Pierre Sallenave va encore plus loin, en proposant que les autorisations d’occupation temporaire, nécessaires pour implanter une activité privée dans un port, soient soumises à la réalisation par l’opérateur portuaire d’objectifs précis en termes de parts modales. Il met en avant le Green Deal portuaire néerlandais, où l’État est intervenu pour pousser le port de Rotterdam à s’orienter vers la croissance verte, objectifs chiffrés à l’appui.

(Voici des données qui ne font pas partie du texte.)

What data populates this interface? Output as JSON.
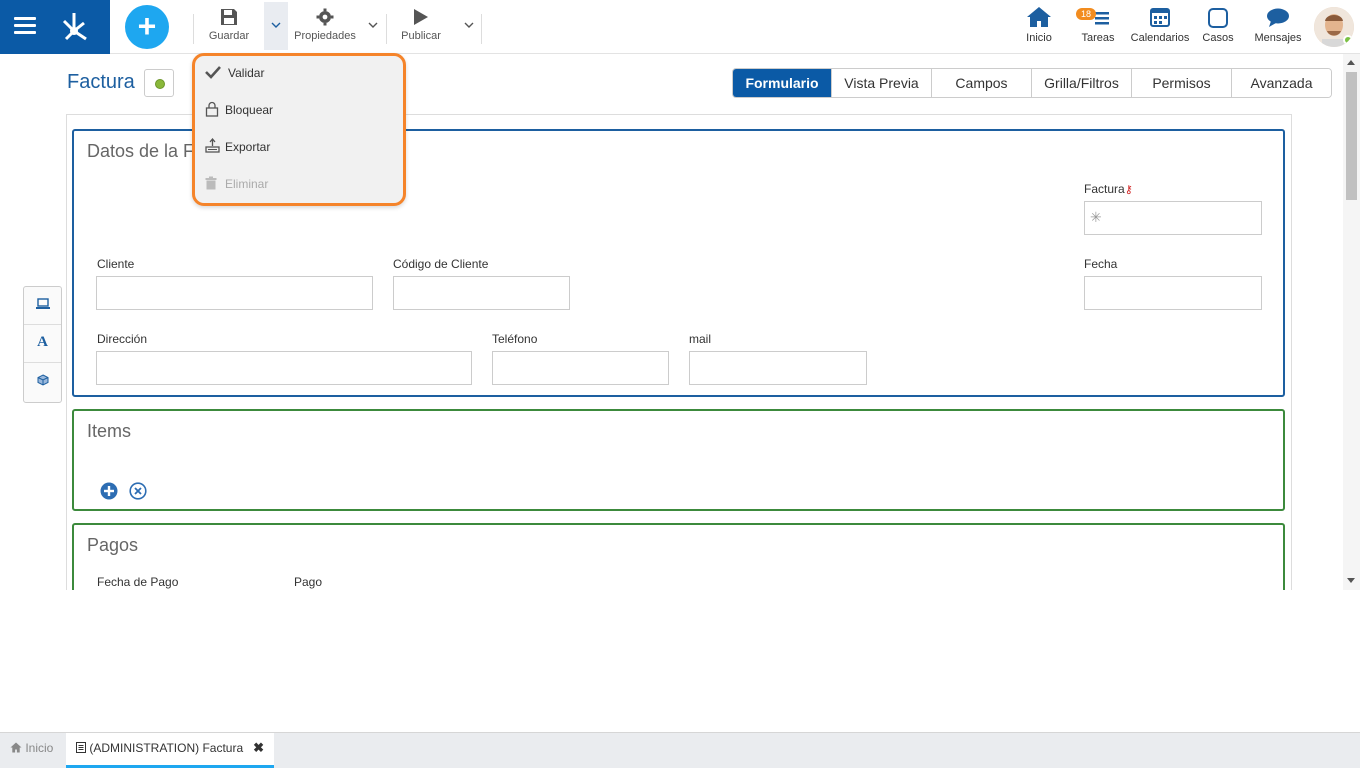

CIMer 2021 : 1,5 Md€ pour les ports de l'axe seine
Création de zones franches portuaires
Le deuxième axe d’action proposé par l’auteur de la note concerne le « développement de zones de compétitivité industrielle à forte valeur ajoutée sur l’axe Seine. » Il s’agit de faire des ports de l’axe Seine non seulement des lieux de passage des marchandises, mais des sites d’implantation d’activités industrielles ou logistiques créatrices de valeur. Les orientations, ici, sont plus nettement libérales. Il s’agirait d’accorder, pour certaines zones portuaires, des exonérations de droits de douanes, d’impôt foncier et d’impôt sur les sociétés.
« Plusieurs zones gagneraient à être établies le long de l’Axe-Seine. Une zone au sein du PLNP3 pourrait être étudiée au Havre. À Rouen (RSVL Amont) et Port-Jérôme (Zone industrielle portuaire multimodale), des zones de compétitivité portuaire pourraient également être proposées, qui comprendraient a minima un volet fiscal. » L’exonération de droits de douane permettrait le stockage et les transformations industrielles, les droits n’étant payés qu’à la sortie des marchandises de la zone.
Dans les plans de l’Institut, les exonérations fiscales « agiront comme des leviers additionnels d’attractivité portuaire » mais seront limitées dans le temps, voire dégressives. Il existerait, selon les données du centre de réflexion, 80 zones franches en Europe, dont les ports de Riga, Luxembourg, Brème, Trieste ou Le Pirée, et deux zones franches portuaires en France : en Guyane et à Bordeaux, au terminal du Verdon.